Gabeira acha indispensável chamar o procurador Mário Lúcio Avelar,
responsável pelas investigações da compra das ambulâncias
superfaturadas em Mato Grosso do Sul, para que ele conte em detalhes
no que consistiu o seu trabalho. Essa conversa servirá para dar
subsídios ao restante da CPI, a fim de que os integrantes possam
questionar o procurador num dos poucos depoimentos a serem feitos.
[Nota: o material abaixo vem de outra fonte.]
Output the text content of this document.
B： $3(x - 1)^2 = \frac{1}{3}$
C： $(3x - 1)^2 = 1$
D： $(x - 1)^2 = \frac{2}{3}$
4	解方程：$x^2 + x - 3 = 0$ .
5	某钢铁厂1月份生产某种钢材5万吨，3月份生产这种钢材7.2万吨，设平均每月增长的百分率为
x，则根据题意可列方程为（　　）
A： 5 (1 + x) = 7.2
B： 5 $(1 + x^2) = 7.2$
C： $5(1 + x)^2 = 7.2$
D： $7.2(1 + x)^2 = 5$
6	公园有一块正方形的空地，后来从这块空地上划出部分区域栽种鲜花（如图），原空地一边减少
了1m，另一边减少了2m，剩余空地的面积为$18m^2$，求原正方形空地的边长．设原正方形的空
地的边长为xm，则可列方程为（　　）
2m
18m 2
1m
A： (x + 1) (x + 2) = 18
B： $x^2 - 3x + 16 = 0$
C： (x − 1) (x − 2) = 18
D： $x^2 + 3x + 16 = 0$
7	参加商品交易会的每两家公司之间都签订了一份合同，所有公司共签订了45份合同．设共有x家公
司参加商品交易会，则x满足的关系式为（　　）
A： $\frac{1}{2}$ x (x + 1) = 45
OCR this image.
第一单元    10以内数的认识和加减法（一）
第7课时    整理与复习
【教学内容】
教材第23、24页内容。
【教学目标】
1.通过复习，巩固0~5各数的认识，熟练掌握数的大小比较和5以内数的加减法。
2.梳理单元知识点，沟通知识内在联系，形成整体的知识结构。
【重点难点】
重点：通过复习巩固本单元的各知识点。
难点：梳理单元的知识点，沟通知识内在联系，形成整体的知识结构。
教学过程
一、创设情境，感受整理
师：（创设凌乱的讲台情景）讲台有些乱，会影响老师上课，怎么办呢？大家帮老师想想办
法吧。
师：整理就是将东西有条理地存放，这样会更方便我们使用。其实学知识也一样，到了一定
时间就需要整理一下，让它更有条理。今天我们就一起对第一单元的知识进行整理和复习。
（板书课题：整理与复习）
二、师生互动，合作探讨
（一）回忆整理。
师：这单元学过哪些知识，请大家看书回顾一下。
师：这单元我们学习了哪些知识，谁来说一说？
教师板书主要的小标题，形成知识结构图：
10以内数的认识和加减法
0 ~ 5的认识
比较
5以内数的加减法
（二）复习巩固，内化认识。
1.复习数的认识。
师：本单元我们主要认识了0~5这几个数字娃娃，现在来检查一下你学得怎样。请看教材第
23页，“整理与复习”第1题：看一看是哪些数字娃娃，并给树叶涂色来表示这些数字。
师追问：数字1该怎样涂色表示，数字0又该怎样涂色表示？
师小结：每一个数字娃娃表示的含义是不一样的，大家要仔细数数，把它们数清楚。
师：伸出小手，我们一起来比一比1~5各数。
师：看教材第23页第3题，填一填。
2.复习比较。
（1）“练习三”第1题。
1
A segunda fase, pela proposta de Gabeira, seria a mais complicada,
sensível e polêmica. Nela, a CPI buscaria estabelecer os "nexos"
políticos. Ou seja, a relação entre os negócios de compras
superfaturadas e os políticos, tanto os que fizeram emendas quanto os
que tinham influência no ministério. Nesse ponto, um dos partidos
mais atingidos seria o PMDB.

O ministro da época, Saraiva Felipe, é deputado do partido e foi quem
contratou a funcionária Maria Penha, por solicitação do líder do
partido na Câmara, Wilson Santiago. Além disso, há o fato de dois
assessores do senador Ney Suassuna, líder do PMDB no Senado, terem
sido presos na operação da PF.

Suassuna indicou os quatro senadores pemedebistas que fazem parte da
CPI.

A participação deles, a depender do desenrolar dos trabalhos, pode
vir a ser contestada, como de resto há reservas a respeito da entrega
da relatoria ao senador do PMDB Amir Lando. Fernando Gabeira acha que
não há razão para vetos de antemão. "Se o trabalho final favorecer
alguém ou não refletir com exatidão os fatos, faremos um relatório
alternativo."

A opção pelo trabalho mais discreto e, digamos, técnico, não
significa que a CPI não produzirá fatos de impacto durante o seu
transcurso.

Um deles poderá ser o pedido de afastamento de dois integrantes da
Mesa Diretora da Câmara, caso o exame das provas já colhidas pela PF
e pelo Ministério Público confirme o envolvimento dos deputados
Nilton Capixaba (PTB-RO) e João Caldas (PL-AL), respectivamente
segundo e quarto secretários da Câmara, acusados pela funcionária
Maria da Penha.

Outras quadrilhas

O foco principal da CPI das Sanguessugas é o Ministério da Saúde, mas
há indícios de que as quadrilhas das compras superfaturadas a partir
das emendas de parlamentares atuavam também nos Ministérios dos
Transportes e de Ciência e Tecnologia. Neste, a corrupção estaria na
compra dos "ônibus de inclusão digital", para os quais só no Rio de
Janeiro foram liberados R$ 4 milhões.